As you read this there are about 2,000 satellites orbiting above our heads, and apart from an occasional glimpse in the night sky, they’re pretty much invisible. But they have become a huge part of everyday life on Earth. Want to find your way around? Tap a button and your phone talks to a constellation of GPS satellites. Those stunning images of Arctic sea ice and animations of ocean-churning hurricanes? Satellite-based, of course. These days, the view from orbit is so ubiquitous that most of us have probably forgotten a time when it wasn’t part of our perspective.
Over the next few years, there’s going to be even more hustle and bustle in orbit. By 2025 as many as 1,100 satellites could be launching each year—up from 365 in 2018. Just one project, SpaceX’s ambitious Starlink, aims to fly 12,000 small satellites by 2027. It and similar projects aren’t just crowding the skies—they’re delivering a host of technological upgrades meant to improve life planetside.
From mapping the planet in minute detail to simply making sure a smartphone user doesn’t get lost, satellites do a little bit of everything. And they work better in groups. These four satellite constellations each perform a synchronized function without which your life wouldn’t be—or soon won’t be—the same.
Internet access: Starlink
- Number of satellites: 60 launched; ~12,000 planned
- Manufacturer: SpaceX
- Launch dates: 2019–2027
Starlink is one of several projects aiming to create low-cost, high-speed global satellite internet that can compete with terrestrial networks while connecting far-flung rural communities. The satellites will be deployed at three different altitudes within low Earth orbit. At a little over 200 kilograms apiece, they’re relatively small as satellites go, but each batch of 60 offers up to 1 terabit per second of bandwidth, enough to stream 4K video to about 40,000 people simultaneously.

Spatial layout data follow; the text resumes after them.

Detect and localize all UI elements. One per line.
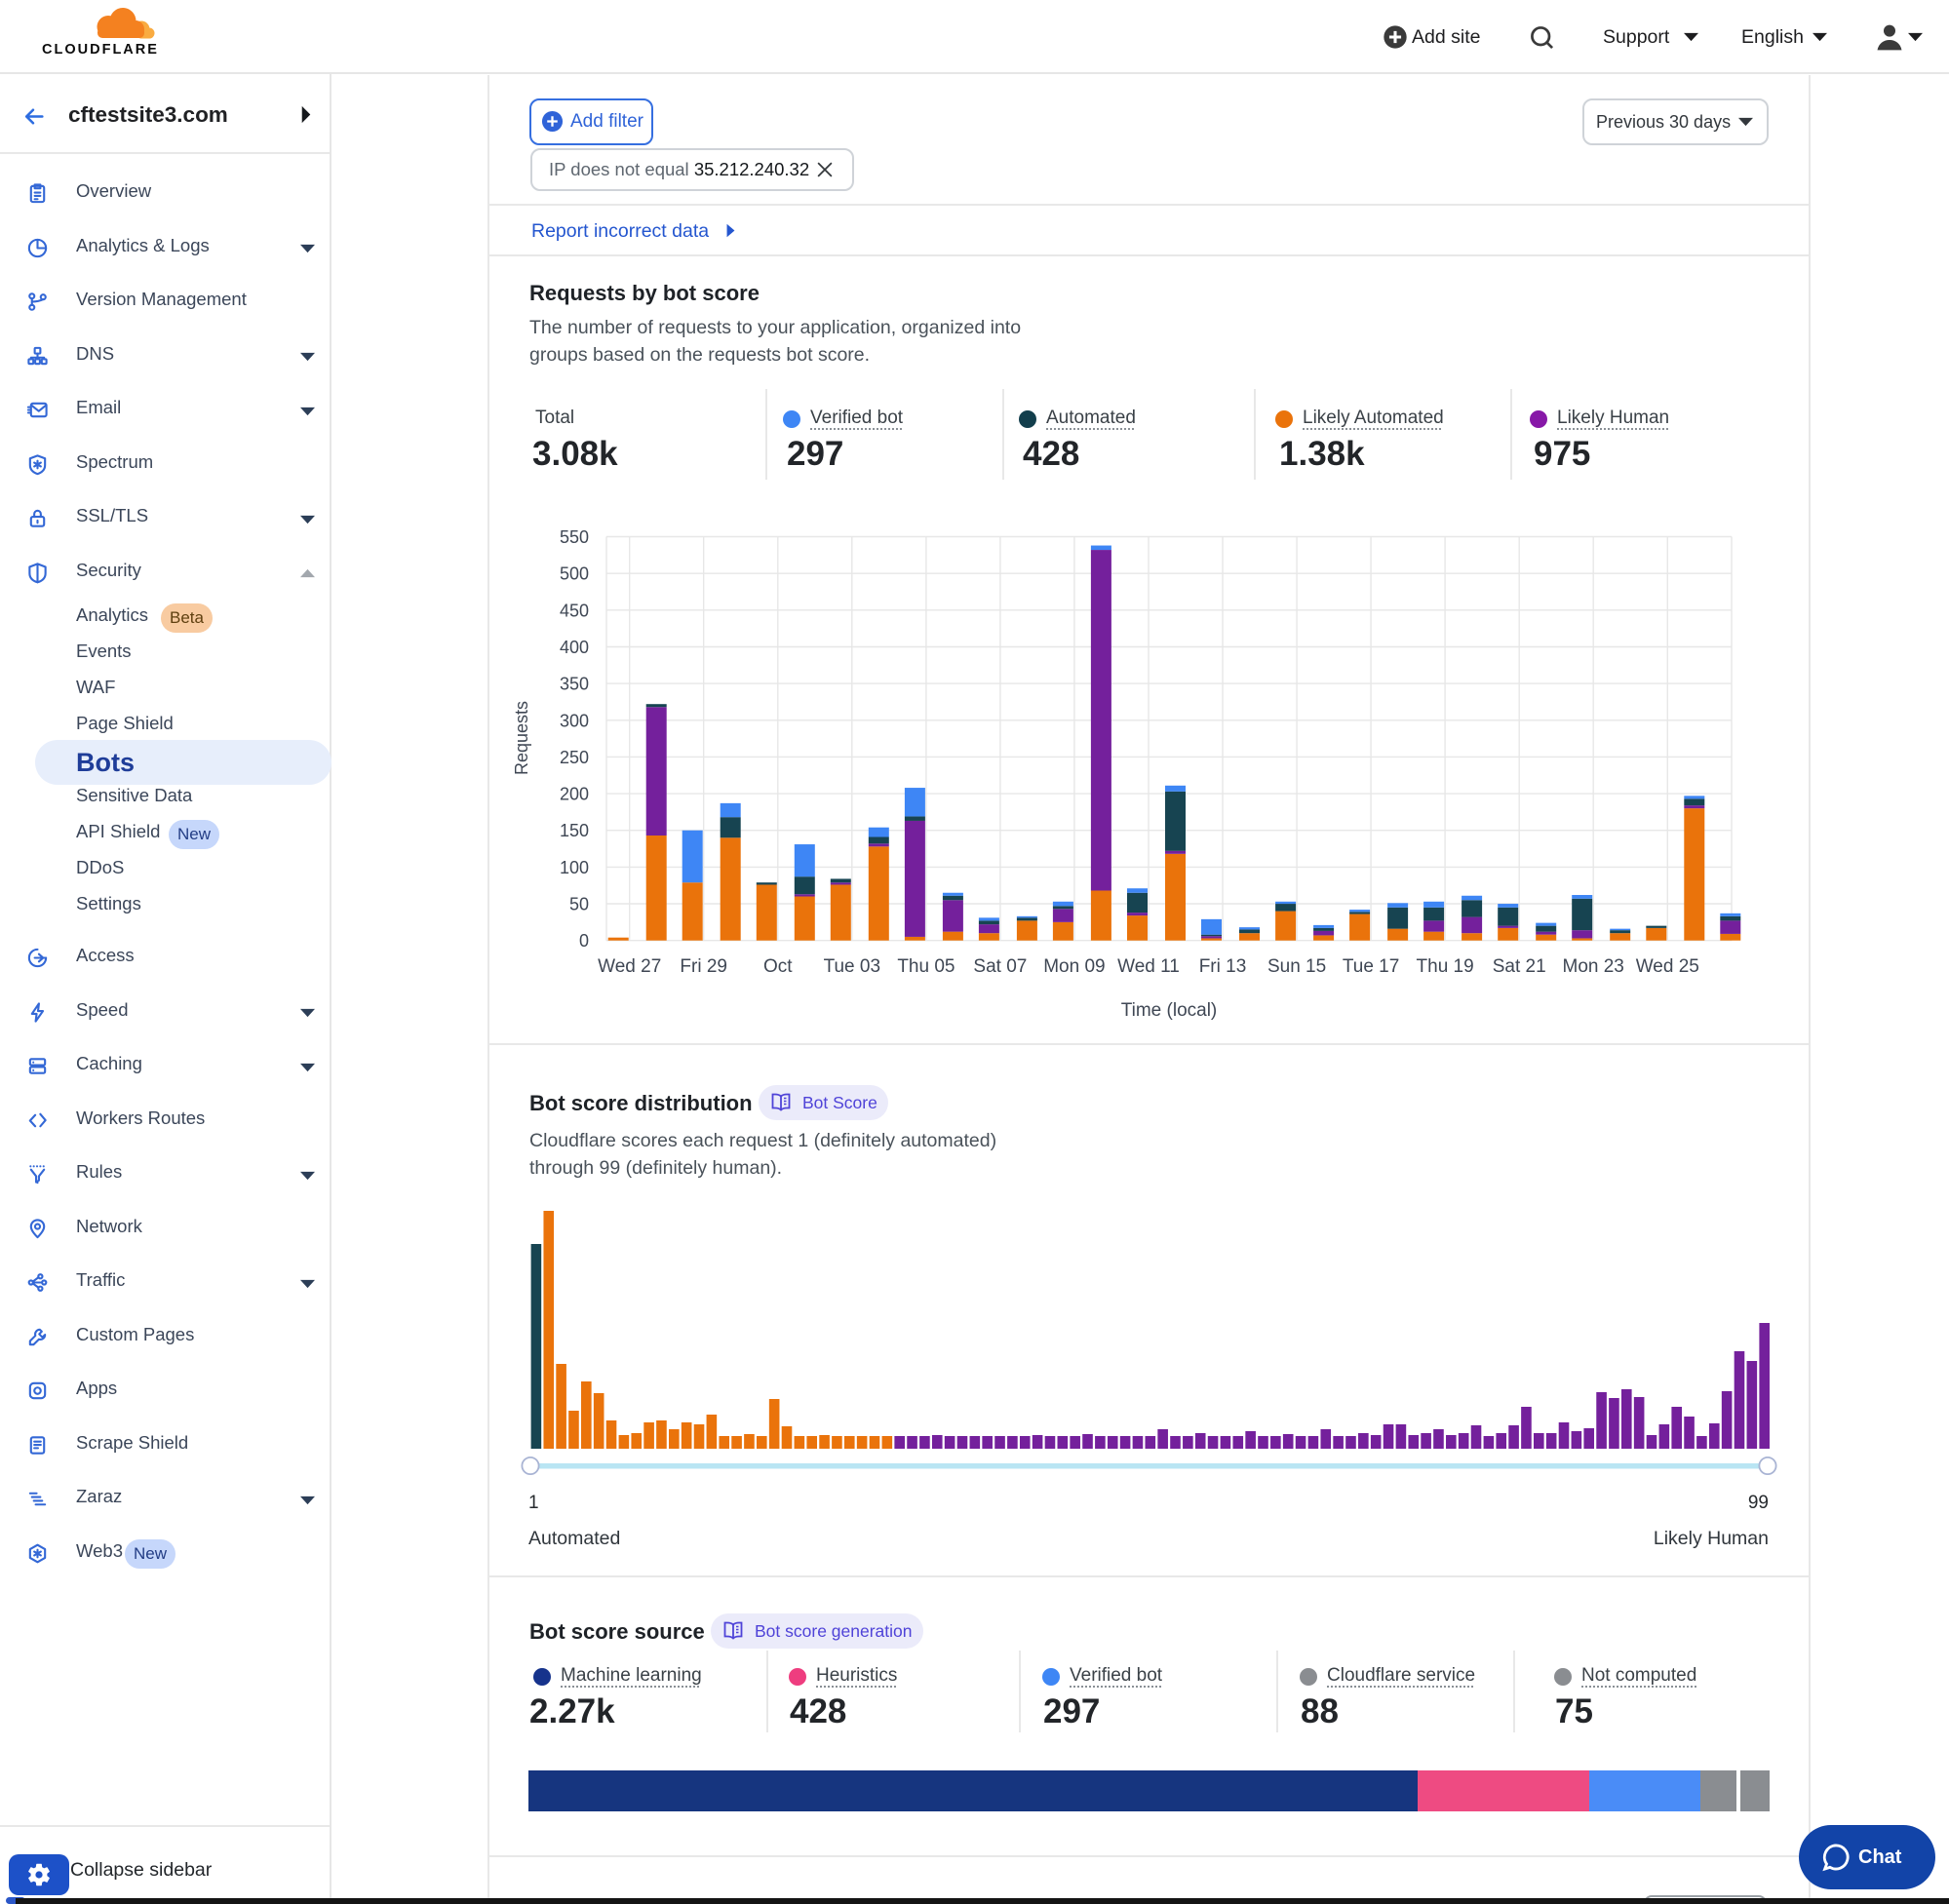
- svg-text:0: 0: [579, 931, 589, 951]
- svg-text:Wed 27: Wed 27: [598, 956, 661, 977]
- svg-text:250: 250: [560, 748, 589, 767]
- svg-text:Oct: Oct: [763, 956, 793, 977]
- svg-text:Tue 03: Tue 03: [824, 956, 880, 977]
- svg-text:Time (local): Time (local): [1121, 1000, 1218, 1021]
- svg-text:Mon 09: Mon 09: [1043, 956, 1105, 977]
- svg-text:Requests: Requests: [512, 701, 531, 775]
- svg-text:150: 150: [560, 821, 589, 840]
- svg-text:Mon 23: Mon 23: [1563, 956, 1624, 977]
- svg-text:Wed 25: Wed 25: [1636, 956, 1699, 977]
- svg-text:200: 200: [560, 785, 589, 804]
- svg-text:Wed 11: Wed 11: [1117, 956, 1180, 977]
- svg-text:350: 350: [560, 675, 589, 694]
- svg-text:Sat 07: Sat 07: [973, 956, 1027, 977]
- svg-text:Thu 19: Thu 19: [1417, 956, 1474, 977]
- svg-text:400: 400: [560, 638, 589, 657]
- svg-text:100: 100: [560, 858, 589, 877]
- svg-text:Fri 13: Fri 13: [1199, 956, 1247, 977]
- svg-text:Sat 21: Sat 21: [1493, 956, 1546, 977]
- svg-text:550: 550: [560, 527, 589, 547]
- svg-text:Thu 05: Thu 05: [897, 956, 955, 977]
- svg-text:Tue 17: Tue 17: [1343, 956, 1399, 977]
- svg-text:500: 500: [560, 564, 589, 584]
- svg-text:450: 450: [560, 601, 589, 620]
- svg-text:300: 300: [560, 711, 589, 730]
- svg-text:Sun 15: Sun 15: [1267, 956, 1326, 977]
- svg-text:50: 50: [569, 895, 589, 914]
- svg-text:Fri 29: Fri 29: [680, 956, 727, 977]
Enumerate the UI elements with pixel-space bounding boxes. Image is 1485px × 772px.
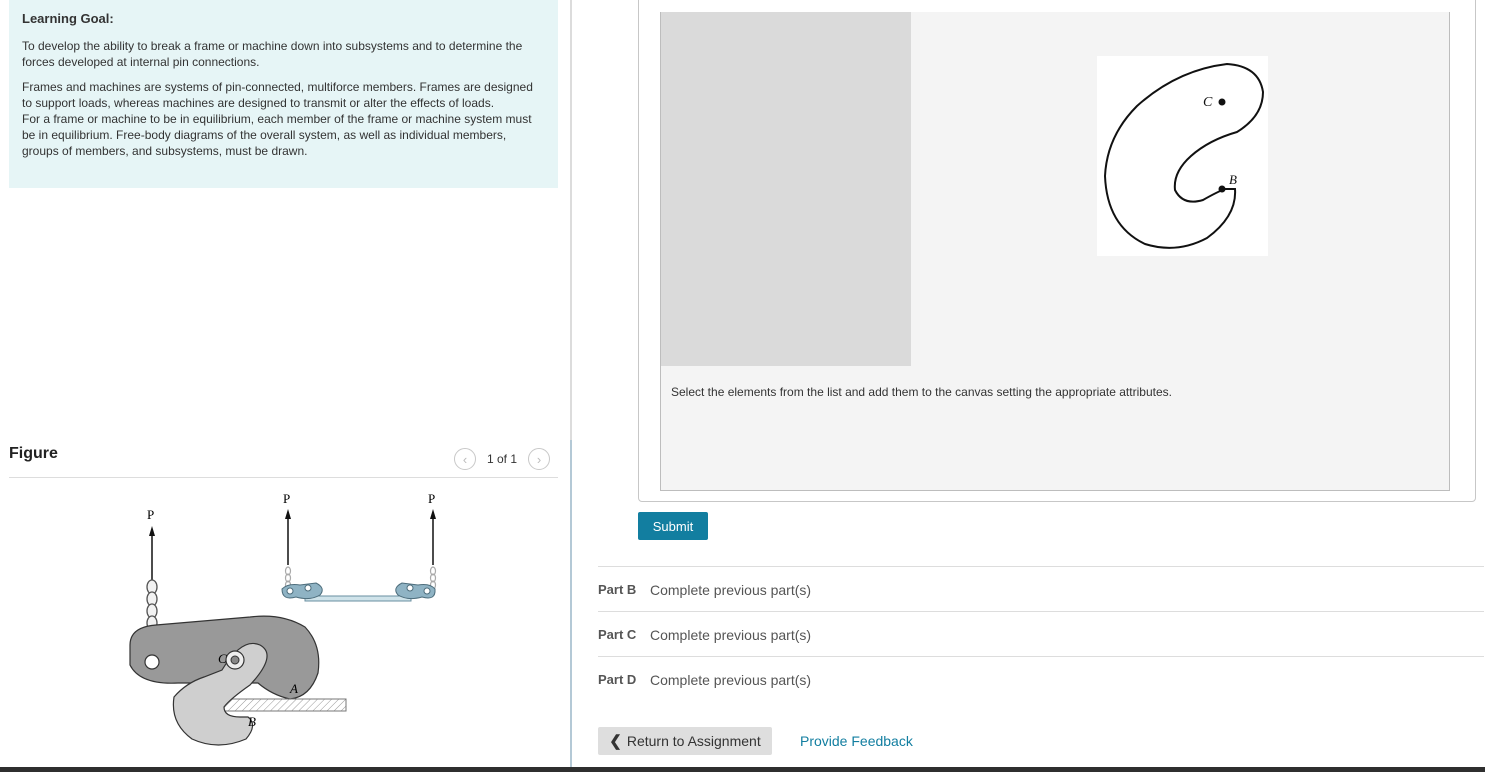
part-label: Part D <box>598 672 637 687</box>
element-list-panel[interactable] <box>661 12 911 366</box>
part-label: Part B <box>598 582 637 597</box>
hook-label-b: B <box>1229 172 1237 187</box>
provide-feedback-link[interactable]: Provide Feedback <box>800 733 913 749</box>
part-b-row[interactable]: Part B Complete previous part(s) <box>598 566 1484 610</box>
learning-goal-text: For a frame or machine to be in equilibr… <box>22 112 532 158</box>
submit-button[interactable]: Submit <box>638 512 708 540</box>
figure-label-b: B <box>248 714 256 729</box>
part-c-row[interactable]: Part C Complete previous part(s) <box>598 611 1484 655</box>
figure-label-c: C <box>218 651 227 666</box>
figure-label-p: P <box>147 507 154 522</box>
force-arrow <box>285 509 291 565</box>
part-d-row[interactable]: Part D Complete previous part(s) <box>598 656 1484 700</box>
chevron-right-icon: › <box>536 451 542 467</box>
hook-label-c: C <box>1203 95 1213 110</box>
point-c-marker <box>1218 98 1226 106</box>
figure-label-p: P <box>283 491 290 506</box>
part-status: Complete previous part(s) <box>650 672 812 688</box>
canvas-instructions: Select the elements from the list and ad… <box>671 385 1172 399</box>
chevron-left-icon: ❮ <box>609 733 622 750</box>
force-arrow <box>430 509 436 565</box>
left-pane: Learning Goal: To develop the ability to… <box>0 0 571 772</box>
point-b-marker <box>1218 185 1226 193</box>
return-to-assignment-button[interactable]: ❮ Return to Assignment <box>598 727 772 755</box>
hook-outline <box>1103 62 1265 249</box>
hook-diagram: C B <box>1097 56 1268 256</box>
learning-goal-title: Learning Goal: <box>22 11 114 26</box>
figure-divider <box>9 477 558 478</box>
learning-goal-text: To develop the ability to break a frame … <box>22 39 523 69</box>
spreader-bar <box>281 582 436 602</box>
learning-goal-text: Frames and machines are systems of pin-c… <box>22 80 533 110</box>
part-label: Part C <box>598 627 637 642</box>
figure-label-a: A <box>289 681 298 696</box>
figure-label-p: P <box>428 491 435 506</box>
ground-plate <box>217 698 347 712</box>
figure-pager: ‹ 1 of 1 › <box>454 447 551 471</box>
pane-divider-handle[interactable] <box>570 440 572 772</box>
force-arrow <box>149 526 155 583</box>
learning-goal-box: Learning Goal: To develop the ability to… <box>9 0 558 188</box>
part-status: Complete previous part(s) <box>650 627 812 643</box>
next-figure-button[interactable]: › <box>528 448 551 470</box>
return-to-assignment-label: Return to Assignment <box>626 733 761 749</box>
previous-figure-button[interactable]: ‹ <box>454 448 476 470</box>
figure-image: P P P C A B <box>129 491 437 746</box>
bottom-bar <box>0 767 1485 772</box>
pager-text: 1 of 1 <box>487 452 518 466</box>
figure-title: Figure <box>9 445 58 462</box>
chevron-left-icon: ‹ <box>462 451 468 467</box>
part-status: Complete previous part(s) <box>650 582 812 598</box>
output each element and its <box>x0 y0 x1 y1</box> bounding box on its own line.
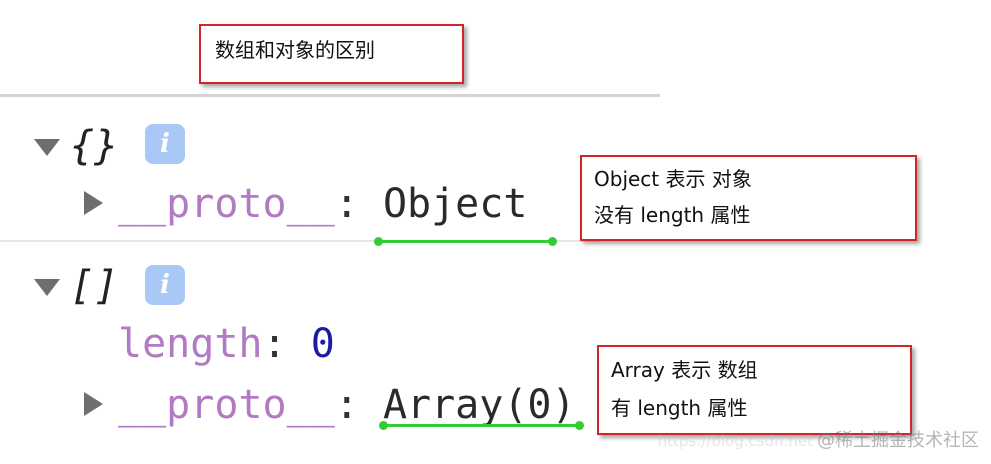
length-value: 0 <box>310 321 335 367</box>
collapse-triangle-icon[interactable] <box>34 139 60 156</box>
object-proto-row[interactable]: __proto__: Object <box>118 180 527 228</box>
info-icon[interactable]: i <box>145 124 185 164</box>
annotation-object-line-1: Object 表示 对象 <box>594 167 752 191</box>
expand-triangle-icon[interactable] <box>84 392 103 416</box>
array-proto-row[interactable]: __proto__: Array(0) <box>118 381 576 429</box>
info-icon[interactable]: i <box>145 265 185 305</box>
length-key: length <box>118 321 263 367</box>
separator-top <box>0 94 660 97</box>
annotation-object-box: Object 表示 对象 没有 length 属性 <box>580 155 917 241</box>
annotation-title-box: 数组和对象的区别 <box>199 24 464 84</box>
proto-key: __proto__ <box>118 382 335 428</box>
colon: : <box>262 321 287 367</box>
annotation-title: 数组和对象的区别 <box>215 38 375 62</box>
colon: : <box>334 181 359 227</box>
proto-key: __proto__ <box>118 181 335 227</box>
watermark-faint-text: https://blog.csdn.net <box>657 432 813 450</box>
proto-value-object: Object <box>382 181 528 227</box>
expand-triangle-icon[interactable] <box>84 191 103 215</box>
array-length-row: length: 0 <box>118 320 335 368</box>
highlight-underline-array <box>379 421 584 430</box>
colon: : <box>334 382 359 428</box>
proto-value-array: Array(0) <box>382 382 576 428</box>
collapse-triangle-icon[interactable] <box>34 279 60 296</box>
annotation-array-line-1: Array 表示 数组 <box>611 358 758 382</box>
annotation-object-line-2: 没有 length 属性 <box>594 203 751 227</box>
annotation-array-line-2: 有 length 属性 <box>611 396 748 420</box>
annotation-array-box: Array 表示 数组 有 length 属性 <box>597 345 912 435</box>
highlight-underline-object <box>374 237 557 246</box>
object-summary[interactable]: {} <box>70 122 118 170</box>
watermark-text: @稀土掘金技术社区 <box>817 430 979 451</box>
array-summary[interactable]: [] <box>70 262 118 310</box>
watermark: https://blog.csdn.net @稀土掘金技术社区 <box>658 426 979 452</box>
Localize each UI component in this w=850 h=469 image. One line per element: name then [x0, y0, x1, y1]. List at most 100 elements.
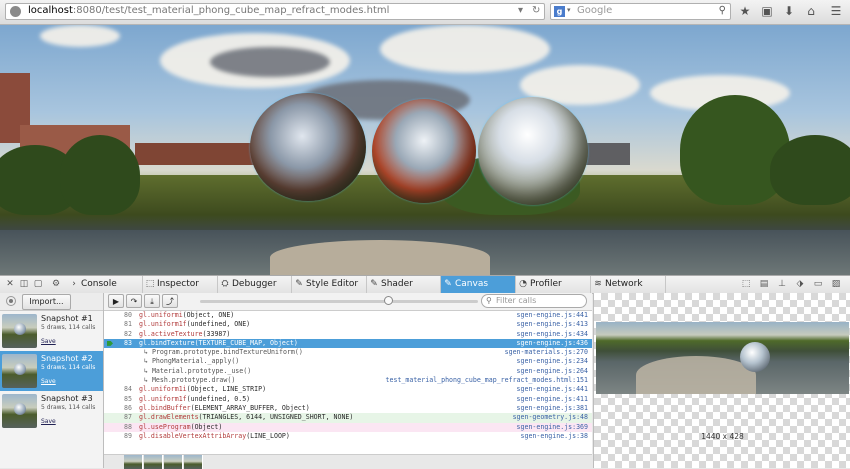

Weather monitoring: GOES-R
- Number of satellites: 2 launched; 4 planned
- Manufacturer: Lockheed Martin and Harris
- Launch dates: 2016–2024
Weather forecasting isn’t just an addendum to the evening news: better predictions of severe weather can save thousands of lives. New machines sitting over the equator in geostationary orbit are pushing forecasts to the next level. In 2016, the GOES-R satellite program started monitoring clouds and water vapor using reflected solar radiation. This is different from ground-based radar methods, which send signals into the sky and analyze the returns. Two GOES (for “geostationary operational environmental satellite”) satellites have launched so far. Using onboard instruments like the Geostationary Lightning Mapper and the Advanced Baseline Imager, which collects images in 16 channels of visible, near-infrared, and infrared light, the satellites have already improved forecast lead times. The next satellite in the series, GOES-T, has had some setbacks, but all four GOES satellites are expected to be up and running by 2024.
Earth observation: Dove
- Number of satellites: 351 launched; 120 active
- Manufacturer: Planet Labs
- Launch dates: Started 2013; ongoing
While many constellations of small satellites are in the works, startup Planet Labs has one already up and running. Manufactured in house, Planet’s Dove satellites image the entire planet every day. The Doves, which have a life span of two to three years, are cubesats—small, boxy satellites weighing a few kilograms each that can be packed into a rocket and launched in batches. In 2017, the company set a record for the largest one-time deployment when it sent 88 Doves into orbit. Each Dove can take two high-resolution pictures of Earth’s surface per second, compiled into a continuously updated, searchable archive. Many of Planet Labs’ clients already rely on the images for tasks such as monitoring crop growth and health, providing military intelligence, and detecting illegal deforestation.
Positioning: GPS III
- Number of satellites: 1 launched; up to 32 planned
- Manufacturer: Lockheed Martin
- Launch dates: 2018; ongoing
GPS has been around since the 1970s in military applications. But in 2000, Bill Clinton authorized an end to “selective availability,” handing civilians access to more powerful GPS signals. Now it helps do everything from guiding tractors in fields to locating your nearest coffee shop. The GPS III satellites are the newest and best version: Lockheed Martin claims they are three times more accurate, and more resistant to malicious or accidental jamming. They can also collaborate with other positioning satellites to help give users better reception inside buildings and under tree cover. After years of delays, only one GPS III satellite has launched so far. To complete the “A block” of the constellation, nine more are scheduled to launch by 2023.